15. In Rameshwarlal v. Balabux Tamra, AIR 1974 Raj 158 the learned Judge while discussing the scope of Section 74 laid down,--

'Where loss in terms of money on account of breach of contract can be ascertained in accordance with the established rules, the party claiming compensation must prove the actual loss. If it fails to prove the actual loss in such a case it cannot be held entitled to the sum named in the agreement simply because such a sum is mentioned therein. It is only in those cases where the Court is unable to assess the actual loss that the sum named in the agreement may be taken into consideration provided the sum named be regarded as a genuine pre-estimate of damages or otherwise be a reasonable compensation for the breach. If on the other hand the Court comes to the conclusion that the amount so fixed was in terrorem, excessive or extravagant, the plaintiff would be entitled to only such sum as may appear to the Court as reasonable.'

16. In the present case there was a condition in the agreement that if the vendee failed to discharge his obligation under the agreement the vendor shall have a right to forfeit Rs. 10,000/- as his damages. In his additional plea the defendant claimed to forfeit this amount as damages without, of course, proving the actual loss to him for the non-performance of the obligation by the vendee.

17. Learned counsel for the defendant urged that for six months he kept the land lying fallow in the expectation that he would deliver the vacant possession thereof to the vendee in the month of December and, therefore, he suffered damages. He is not in a position to say as to how much damage he suffered on account of non-cultivation of the land measuring 6 Bighas 9 Biswas. If the loss is assessed at the highest rate of earning Rs. 500/- per Bigha from agriculture, then the loss does not exceed Rs. 3,250/-. It has been conceded by learned counsel for the defendant that this very land was sold by him in the month of March 1971 at the rate of Rs. 23,000/- per Bigha and thus earned a profit at the rate of Rs. 8,000/- per Bigha. It is contended by the learned counsel for the defendant that this gain to the defendant has nothing to do with the breach of contract and, therefore, it cannot be taken into consideration while assessing the loss of the vendor defendant. I cannot agree with the contention of the learned counsel because if there had not been breach of contract the defendant-vendor could not have sold this land at Rs. 23,000/- per Bigha and he could not have earned this profit, if the sale-deed had been executed in the month of December 1970 in favour of the plaintiff in pursuance of the agreement dated June 8, 1970. In my opinion the defendant-vendor is not entitled to get any loss even if suffered by him for keeping the land fallow for six months as the gain accrued to him exceeded the loss, if at all suffered by him.

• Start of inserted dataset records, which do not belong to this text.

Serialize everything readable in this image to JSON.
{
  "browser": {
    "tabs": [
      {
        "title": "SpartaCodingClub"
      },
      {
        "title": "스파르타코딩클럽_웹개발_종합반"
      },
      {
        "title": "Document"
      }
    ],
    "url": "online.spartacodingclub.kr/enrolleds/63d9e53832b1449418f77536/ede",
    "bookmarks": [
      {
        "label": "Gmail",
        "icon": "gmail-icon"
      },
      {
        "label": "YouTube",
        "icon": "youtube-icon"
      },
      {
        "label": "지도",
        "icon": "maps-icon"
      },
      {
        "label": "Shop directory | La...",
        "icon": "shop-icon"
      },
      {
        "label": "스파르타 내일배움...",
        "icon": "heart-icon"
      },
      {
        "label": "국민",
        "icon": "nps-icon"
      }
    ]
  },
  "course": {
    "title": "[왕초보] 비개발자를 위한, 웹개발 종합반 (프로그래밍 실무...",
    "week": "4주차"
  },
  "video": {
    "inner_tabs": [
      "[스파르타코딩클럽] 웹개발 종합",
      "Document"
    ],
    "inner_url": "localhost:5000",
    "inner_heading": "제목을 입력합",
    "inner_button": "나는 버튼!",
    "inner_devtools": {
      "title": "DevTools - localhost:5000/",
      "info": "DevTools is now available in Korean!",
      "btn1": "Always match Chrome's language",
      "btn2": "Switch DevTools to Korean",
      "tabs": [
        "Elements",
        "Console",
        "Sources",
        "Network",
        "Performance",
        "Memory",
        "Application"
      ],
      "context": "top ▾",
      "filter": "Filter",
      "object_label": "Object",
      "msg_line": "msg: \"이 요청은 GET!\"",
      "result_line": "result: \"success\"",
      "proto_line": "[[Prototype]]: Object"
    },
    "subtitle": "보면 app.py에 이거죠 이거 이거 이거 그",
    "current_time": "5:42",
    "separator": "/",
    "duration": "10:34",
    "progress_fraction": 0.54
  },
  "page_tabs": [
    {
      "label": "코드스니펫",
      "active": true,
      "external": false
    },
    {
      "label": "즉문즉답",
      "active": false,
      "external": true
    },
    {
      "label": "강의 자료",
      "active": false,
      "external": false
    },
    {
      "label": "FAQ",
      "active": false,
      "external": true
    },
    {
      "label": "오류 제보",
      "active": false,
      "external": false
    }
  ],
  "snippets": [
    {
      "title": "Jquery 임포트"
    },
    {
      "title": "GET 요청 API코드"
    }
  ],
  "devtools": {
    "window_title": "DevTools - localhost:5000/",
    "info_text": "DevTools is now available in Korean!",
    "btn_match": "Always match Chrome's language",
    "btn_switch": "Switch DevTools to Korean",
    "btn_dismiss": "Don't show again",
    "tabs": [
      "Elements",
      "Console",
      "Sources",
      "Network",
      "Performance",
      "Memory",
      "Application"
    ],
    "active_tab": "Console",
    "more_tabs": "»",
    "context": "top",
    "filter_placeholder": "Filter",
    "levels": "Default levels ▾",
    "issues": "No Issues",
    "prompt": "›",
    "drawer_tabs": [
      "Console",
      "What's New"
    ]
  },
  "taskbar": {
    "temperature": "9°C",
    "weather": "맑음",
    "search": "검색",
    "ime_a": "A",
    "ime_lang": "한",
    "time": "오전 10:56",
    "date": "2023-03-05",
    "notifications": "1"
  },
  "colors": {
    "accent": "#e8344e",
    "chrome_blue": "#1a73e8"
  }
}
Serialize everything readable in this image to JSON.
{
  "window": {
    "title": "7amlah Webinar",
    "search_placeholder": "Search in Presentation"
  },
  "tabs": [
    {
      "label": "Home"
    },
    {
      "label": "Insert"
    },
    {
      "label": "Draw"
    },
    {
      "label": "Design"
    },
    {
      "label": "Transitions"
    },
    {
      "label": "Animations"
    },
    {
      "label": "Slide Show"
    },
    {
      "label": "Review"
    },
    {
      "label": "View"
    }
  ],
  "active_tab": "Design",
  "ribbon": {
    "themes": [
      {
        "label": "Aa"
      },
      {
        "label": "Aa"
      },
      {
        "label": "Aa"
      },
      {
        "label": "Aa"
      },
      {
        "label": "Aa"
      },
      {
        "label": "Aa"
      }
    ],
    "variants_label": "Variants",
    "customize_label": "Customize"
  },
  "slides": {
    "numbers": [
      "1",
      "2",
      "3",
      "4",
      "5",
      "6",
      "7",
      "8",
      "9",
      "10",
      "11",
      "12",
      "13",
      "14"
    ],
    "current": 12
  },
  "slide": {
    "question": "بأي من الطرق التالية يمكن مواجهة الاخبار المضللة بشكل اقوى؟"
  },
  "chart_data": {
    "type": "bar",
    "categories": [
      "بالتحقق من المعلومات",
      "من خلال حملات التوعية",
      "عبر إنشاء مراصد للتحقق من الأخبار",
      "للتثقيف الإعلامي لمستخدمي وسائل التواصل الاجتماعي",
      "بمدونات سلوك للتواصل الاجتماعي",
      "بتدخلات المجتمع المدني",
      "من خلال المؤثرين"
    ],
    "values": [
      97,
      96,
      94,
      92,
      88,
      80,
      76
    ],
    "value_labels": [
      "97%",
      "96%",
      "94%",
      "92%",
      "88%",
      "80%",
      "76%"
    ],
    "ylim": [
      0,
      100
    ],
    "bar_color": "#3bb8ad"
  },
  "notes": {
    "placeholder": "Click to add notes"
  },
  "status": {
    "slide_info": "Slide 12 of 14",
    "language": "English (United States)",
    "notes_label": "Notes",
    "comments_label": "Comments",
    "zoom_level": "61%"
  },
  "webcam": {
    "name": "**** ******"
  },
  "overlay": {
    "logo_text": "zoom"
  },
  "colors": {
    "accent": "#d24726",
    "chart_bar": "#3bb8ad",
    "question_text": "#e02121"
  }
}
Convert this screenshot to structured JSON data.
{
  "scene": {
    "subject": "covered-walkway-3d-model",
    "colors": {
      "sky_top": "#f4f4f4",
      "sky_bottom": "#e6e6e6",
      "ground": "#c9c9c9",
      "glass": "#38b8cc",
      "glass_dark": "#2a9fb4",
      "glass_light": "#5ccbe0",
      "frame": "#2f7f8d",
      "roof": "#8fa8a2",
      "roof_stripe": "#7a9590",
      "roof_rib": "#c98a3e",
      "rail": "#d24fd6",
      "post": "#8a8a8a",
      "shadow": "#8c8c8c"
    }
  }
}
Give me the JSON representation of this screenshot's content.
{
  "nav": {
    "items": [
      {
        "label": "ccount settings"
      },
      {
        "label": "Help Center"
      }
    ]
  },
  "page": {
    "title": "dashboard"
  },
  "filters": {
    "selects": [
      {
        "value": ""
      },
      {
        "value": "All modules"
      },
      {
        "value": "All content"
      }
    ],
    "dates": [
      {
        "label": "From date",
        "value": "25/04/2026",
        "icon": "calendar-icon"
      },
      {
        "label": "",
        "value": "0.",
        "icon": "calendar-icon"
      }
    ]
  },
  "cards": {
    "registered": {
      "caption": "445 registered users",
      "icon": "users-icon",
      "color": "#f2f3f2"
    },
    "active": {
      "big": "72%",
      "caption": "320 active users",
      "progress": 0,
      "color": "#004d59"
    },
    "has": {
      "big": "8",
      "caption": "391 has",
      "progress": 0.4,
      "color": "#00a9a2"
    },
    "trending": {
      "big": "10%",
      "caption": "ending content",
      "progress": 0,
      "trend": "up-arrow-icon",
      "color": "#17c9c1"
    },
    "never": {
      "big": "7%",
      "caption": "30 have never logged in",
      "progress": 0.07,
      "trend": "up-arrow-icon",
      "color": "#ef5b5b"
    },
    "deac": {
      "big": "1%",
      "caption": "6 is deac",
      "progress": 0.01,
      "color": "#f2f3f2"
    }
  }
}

18. The appeal No. 54 of 1973 filed by defendant Mohanlal is, therefore, dismissed, while the appeal No. 74 of 1973 filed by Messrs Dayal Dass and Company, is allowed and the decree of the lower court is modified to this extent that the plaintiff-appellant shall be entitled to receive back from the defendant-vendor Rs. 10,000/- (ten thousand), which he had paid as an advance money to the defendant-vendor at the time of the execution of the agreement. Since the plaintiff was found guilty of breach of contract, I do not think that he is entitled to receive any interest on that amount, by way of damages.

19. Looking to the circumstances of the case the parties shall bear their own costs throughout.